There was no shortage of amazing speaking sessions from this year’s IAMPHENOM conference. Earlier this month, we shared a recap of Ed Newman’s panel discussion with the Intact team. This week, I’m happy to recap one of the panel discussions with top talent leaders talking all about candidate experience and talent marketing.
Phenom People’s VP of Customer Experience, Nancy Gray-Starkebaum, moderated the panel of top talent leaders. The panel line-up included Brad Cook, VP of Global Talent Acquisition at Teradata; Susan Slater, former Head of Talent Acquisition North America at MedImmune and AstraZeneca; Katherine Dahlke former Global Director of Talent Acquisition at Analog Devices; and Alexis Trigo, Senior Director of Organizational Capability at Foot Locker.
Coming from different industries and perspectives on the candidate experience and talent marketing, this panel discussion was highly engaging.
Here’s a look at a few of the questions and top takeaways from the session.
QUESTION 1: What are some of the very best things that you’ve done to market your talent brand?
Brad: It's not just about getting the brand out there. It's about capturing the data [about your candidate pool] once and using it many times.
Susan: When the req drops, you should have already started your brand months ago. Build your brand ambassadors and this includes your hiring managers. They need skin in the game. Start inside so you can go out.
Alexis: The same experience people have as consumers should be the experience they have as a candidate and as an employee. Leverage stuff you already have.

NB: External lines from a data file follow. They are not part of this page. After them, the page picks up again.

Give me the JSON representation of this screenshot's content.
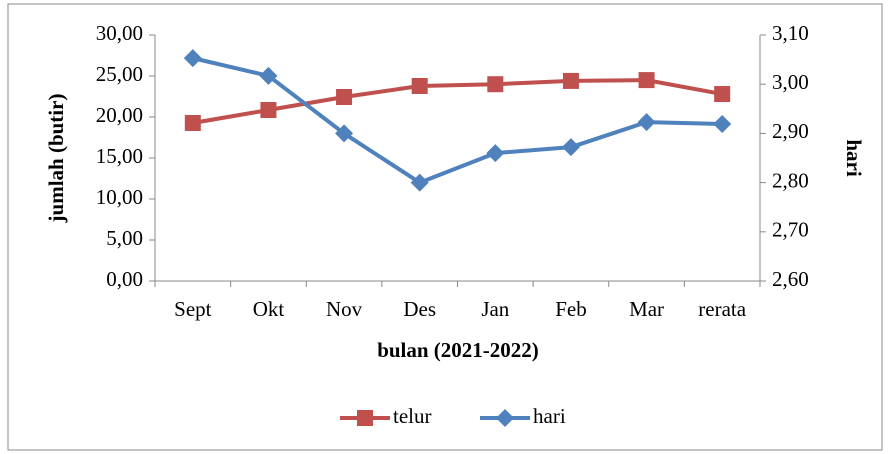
{
  "chart_data": {
    "type": "line",
    "x_label": "bulan (2021-2022)",
    "y_label": "jumlah (butir)",
    "y2_label": "hari",
    "categories": [
      "Sept",
      "Okt",
      "Nov",
      "Des",
      "Jan",
      "Feb",
      "Mar",
      "rerata"
    ],
    "series": [
      {
        "name": "telur",
        "color": "#c0504d",
        "marker": "square",
        "values": [
          19.27,
          20.85,
          22.44,
          23.78,
          24.0,
          24.4,
          24.5,
          22.8
        ]
      },
      {
        "name": "hari",
        "color": "#4f81bd",
        "marker": "diamond",
        "axis": "y2",
        "values": [
          3.053,
          3.017,
          2.9,
          2.8,
          2.86,
          2.872,
          2.923,
          2.919
        ]
      }
    ],
    "ylim": [
      0,
      30
    ],
    "yticks": [
      {
        "value": 0,
        "label": "0,00"
      },
      {
        "value": 5,
        "label": "5,00"
      },
      {
        "value": 10,
        "label": "10,00"
      },
      {
        "value": 15,
        "label": "15,00"
      },
      {
        "value": 20,
        "label": "20,00"
      },
      {
        "value": 25,
        "label": "25,00"
      },
      {
        "value": 30,
        "label": "30,00"
      }
    ],
    "y2lim": [
      2.6,
      3.1
    ],
    "y2ticks": [
      {
        "value": 2.6,
        "label": "2,60"
      },
      {
        "value": 2.7,
        "label": "2,70"
      },
      {
        "value": 2.8,
        "label": "2,80"
      },
      {
        "value": 2.9,
        "label": "2,90"
      },
      {
        "value": 3.0,
        "label": "3,00"
      },
      {
        "value": 3.1,
        "label": "3,10"
      }
    ],
    "legend": "bottom"
  }
}
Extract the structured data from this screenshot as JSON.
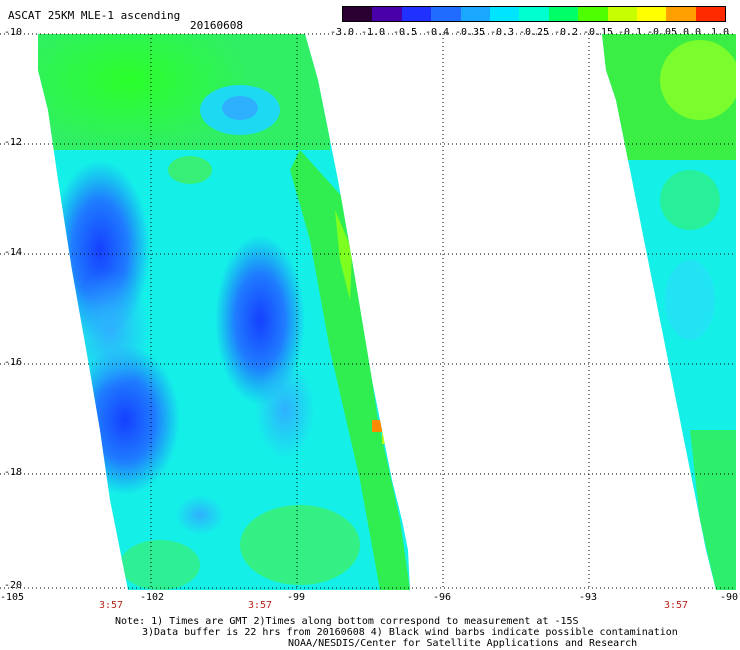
{
  "header": {
    "title": "ASCAT 25KM MLE-1 ascending",
    "date": "20160608"
  },
  "colorbar": {
    "labels": [
      "-3.0",
      "-1.0",
      "-0.5",
      "-0.4",
      "-0.35",
      "-0.3",
      "-0.25",
      "-0.2",
      "-0.15",
      "-0.1",
      "-0.05",
      "0.0",
      "1.0"
    ],
    "colors": [
      "#2a0033",
      "#4a00a8",
      "#2030ff",
      "#1f6cff",
      "#1aa8ff",
      "#00e5ff",
      "#00ffd0",
      "#00ff66",
      "#4dff00",
      "#c8ff00",
      "#ffff00",
      "#ffa000",
      "#ff2a00"
    ]
  },
  "map": {
    "x_ticks": [
      "-105",
      "-102",
      "-99",
      "-96",
      "-93",
      "-90"
    ],
    "y_ticks": [
      "-10",
      "-12",
      "-14",
      "-16",
      "-18",
      "-20"
    ],
    "pass_times": [
      "3:57",
      "3:57",
      "3:57"
    ],
    "pass_time_color": "#b8251a"
  },
  "notes": {
    "line1": "Note: 1) Times are GMT 2)Times along bottom correspond to measurement at -15S",
    "line2": "3)Data buffer is 22 hrs from 20160608 4) Black wind barbs indicate possible contamination",
    "line3": "NOAA/NESDIS/Center for Satellite Applications and Research"
  }
}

QUESTION 2: What’s the secret to using a really great employee testimonial?
Brad: When you don’t have budget to do a whole lot of videos or testimonials, we did something through our HCM to congratulate employees on their one year and encourage them to go out to Glassdoor and write a review. We also did this for birthdays.
Susan: Right before one of the largest oncology conferences in Chicago, we did a human postcard. In the video, you see a kid playing with Legos or some kind of kids toy. Then, you hear a man’s voice in the background. He talks about what he does at home, his family life, and what he likes to do. At the very end, he says, “I’m a Senior Scientist in Oncology at AstraZeneca.” This drove tons of leads at the conference for us.

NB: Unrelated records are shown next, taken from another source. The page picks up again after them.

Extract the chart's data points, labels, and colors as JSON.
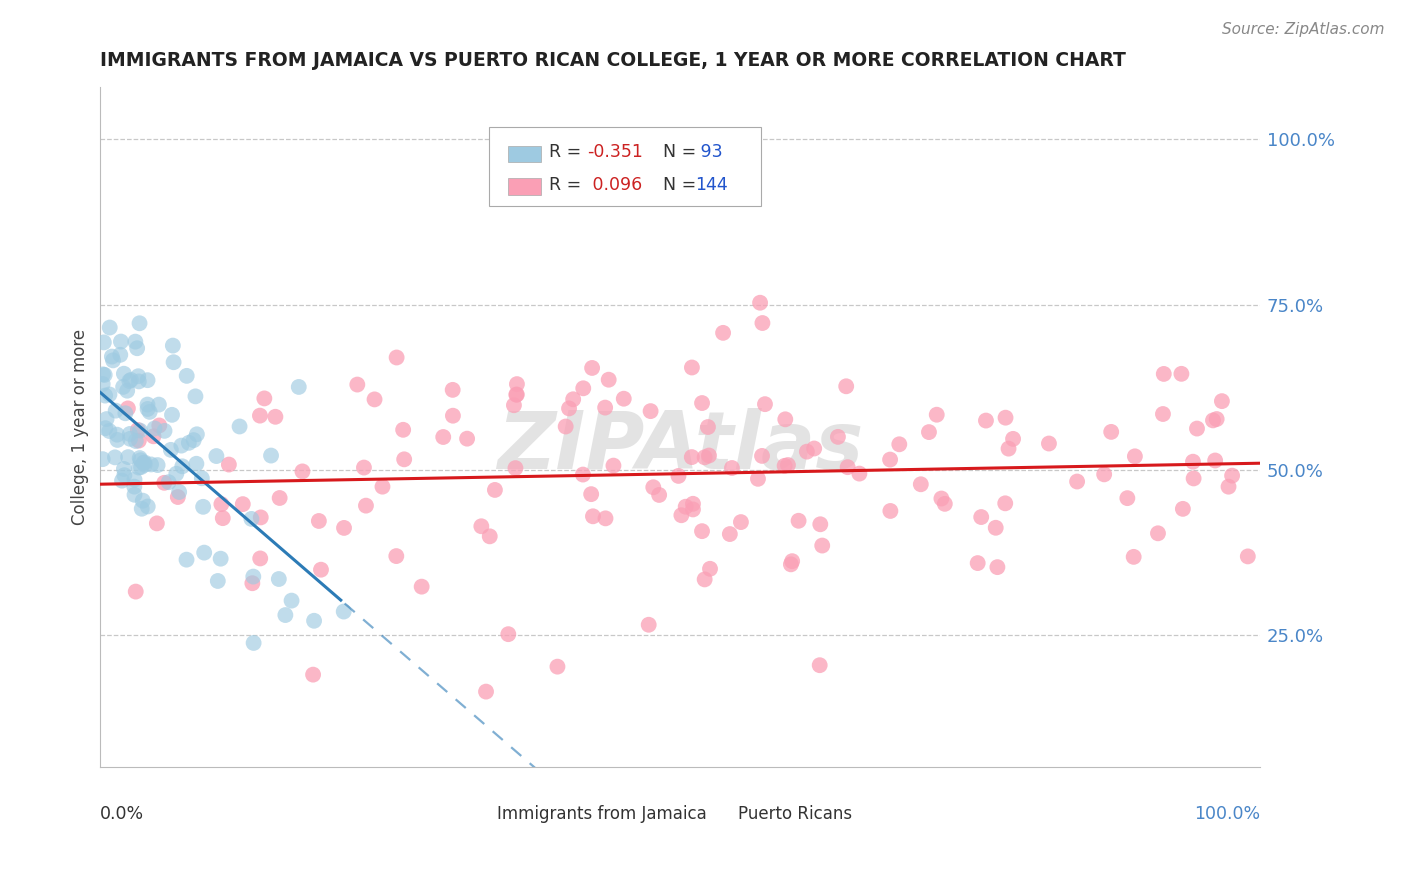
{
  "title": "IMMIGRANTS FROM JAMAICA VS PUERTO RICAN COLLEGE, 1 YEAR OR MORE CORRELATION CHART",
  "source": "Source: ZipAtlas.com",
  "ylabel": "College, 1 year or more",
  "ytick_labels": [
    "100.0%",
    "75.0%",
    "50.0%",
    "25.0%"
  ],
  "ytick_positions": [
    1.0,
    0.75,
    0.5,
    0.25
  ],
  "xlim": [
    0.0,
    1.0
  ],
  "ylim": [
    0.05,
    1.08
  ],
  "legend_blue_label": "Immigrants from Jamaica",
  "legend_pink_label": "Puerto Ricans",
  "R_blue": -0.351,
  "N_blue": 93,
  "R_pink": 0.096,
  "N_pink": 144,
  "blue_color": "#9ecae1",
  "pink_color": "#fa9fb5",
  "blue_line_color": "#2c7bb6",
  "pink_line_color": "#d7191c",
  "watermark_text": "ZIPAtlas",
  "background_color": "#ffffff",
  "grid_color": "#c8c8c8",
  "seed": 7
}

Katherine: We wanted to show not only a day in the life but a day in the lifecycle of an engineer. We grabbed 30-second sound bites from several engineers in our company to show the evolution of a career from different tenure perspectives.
QUESTION 3: What do you feel you need to do in the next couple of years to make sure you stay on top of the candidate experience from a communication standpoint?

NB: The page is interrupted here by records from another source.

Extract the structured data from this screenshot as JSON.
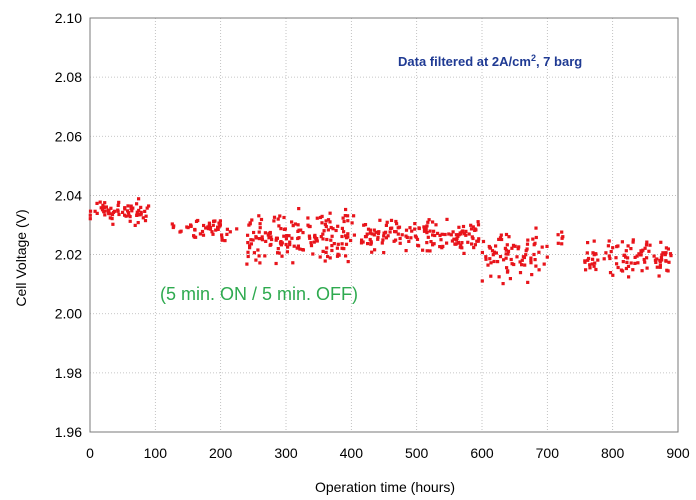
{
  "chart_data": {
    "type": "scatter",
    "xlabel": "Operation time (hours)",
    "ylabel": "Cell Voltage (V)",
    "xlim": [
      0,
      900
    ],
    "ylim": [
      1.96,
      2.1
    ],
    "xticks": [
      "0",
      "100",
      "200",
      "300",
      "400",
      "500",
      "600",
      "700",
      "800",
      "900"
    ],
    "yticks": [
      "2.10",
      "2.08",
      "2.06",
      "2.04",
      "2.02",
      "2.00",
      "1.98",
      "1.96"
    ],
    "grid": true,
    "marker_color": "#e8141b",
    "annotations": [
      {
        "text_main": "Data filtered at 2A/cm",
        "sup": "2",
        "text_tail": ", 7 barg",
        "color": "#1f3a93"
      },
      {
        "text": "(5 min. ON / 5 min. OFF)",
        "color": "#2eaa4f"
      }
    ],
    "segments": [
      {
        "x_start": 0,
        "x_end": 90,
        "y_min": 2.029,
        "y_max": 2.04,
        "n": 70
      },
      {
        "x_start": 120,
        "x_end": 140,
        "y_min": 2.027,
        "y_max": 2.031,
        "n": 5
      },
      {
        "x_start": 148,
        "x_end": 200,
        "y_min": 2.025,
        "y_max": 2.033,
        "n": 40
      },
      {
        "x_start": 200,
        "x_end": 225,
        "y_min": 2.024,
        "y_max": 2.03,
        "n": 8
      },
      {
        "x_start": 240,
        "x_end": 405,
        "y_min": 2.016,
        "y_max": 2.036,
        "n": 170
      },
      {
        "x_start": 415,
        "x_end": 600,
        "y_min": 2.02,
        "y_max": 2.033,
        "n": 150
      },
      {
        "x_start": 600,
        "x_end": 700,
        "y_min": 2.009,
        "y_max": 2.03,
        "n": 80
      },
      {
        "x_start": 715,
        "x_end": 725,
        "y_min": 2.023,
        "y_max": 2.029,
        "n": 6
      },
      {
        "x_start": 755,
        "x_end": 890,
        "y_min": 2.012,
        "y_max": 2.026,
        "n": 100
      }
    ]
  }
}
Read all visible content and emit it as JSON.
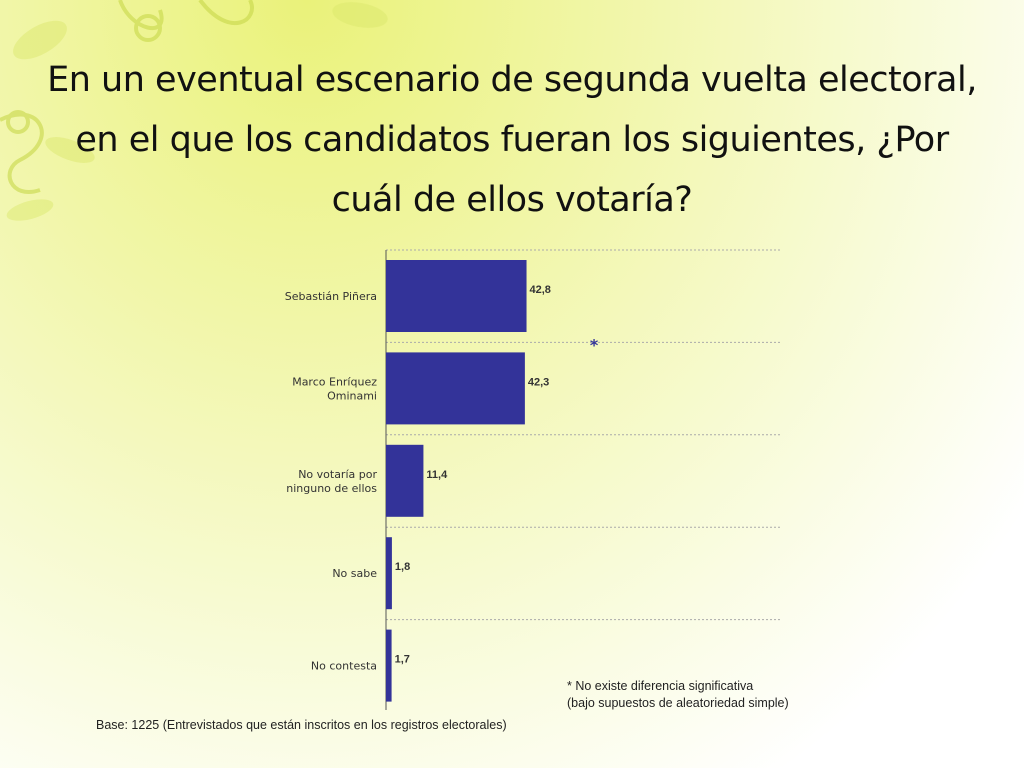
{
  "title": "En un eventual escenario de segunda vuelta electoral, en el que los candidatos fueran los siguientes, ¿Por cuál de ellos votaría?",
  "colors": {
    "bar": "#333399",
    "grid": "#aaaaaa",
    "text": "#333333"
  },
  "chart_data": {
    "type": "bar",
    "orientation": "horizontal",
    "categories": [
      [
        "Sebastián Piñera"
      ],
      [
        "Marco Enríquez",
        "Ominami"
      ],
      [
        "No votaría por",
        "ninguno de ellos"
      ],
      [
        "No sabe"
      ],
      [
        "No contesta"
      ]
    ],
    "values": [
      42.8,
      42.3,
      11.4,
      1.8,
      1.7
    ],
    "value_labels": [
      "42,8",
      "42,3",
      "11,4",
      "1,8",
      "1,7"
    ],
    "xlim": [
      0,
      120
    ],
    "grid": true,
    "annotation": "*"
  },
  "footnote": {
    "line1": "* No existe diferencia significativa",
    "line2": "(bajo supuestos de aleatoriedad simple)"
  },
  "base": "Base: 1225 (Entrevistados que están inscritos en los registros electorales)"
}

Katherine: We need a combination of customization and automation for responding to candidates. As a talent leader you need to sit down and think about what does that end-to-end experience look like, set expectations for communication, and pitch those expectations accordingly.
Brad: It’s moving from pure talent attraction to talent engagement. It’s that multi-dimensional candidate engagement. If they aren’t ready to have a conversation, because it’s the middle of the night, they can at least gain information from a conversation with a chatbot.
Alexis: We always have a need for the junior level associates in our stores. Most people are going to be disappointed. We have millions of applicants for thousands of jobs annually. I see it becoming more of a community for people to opt-in to hear about opportunities. I don’t see it as a singular req anymore.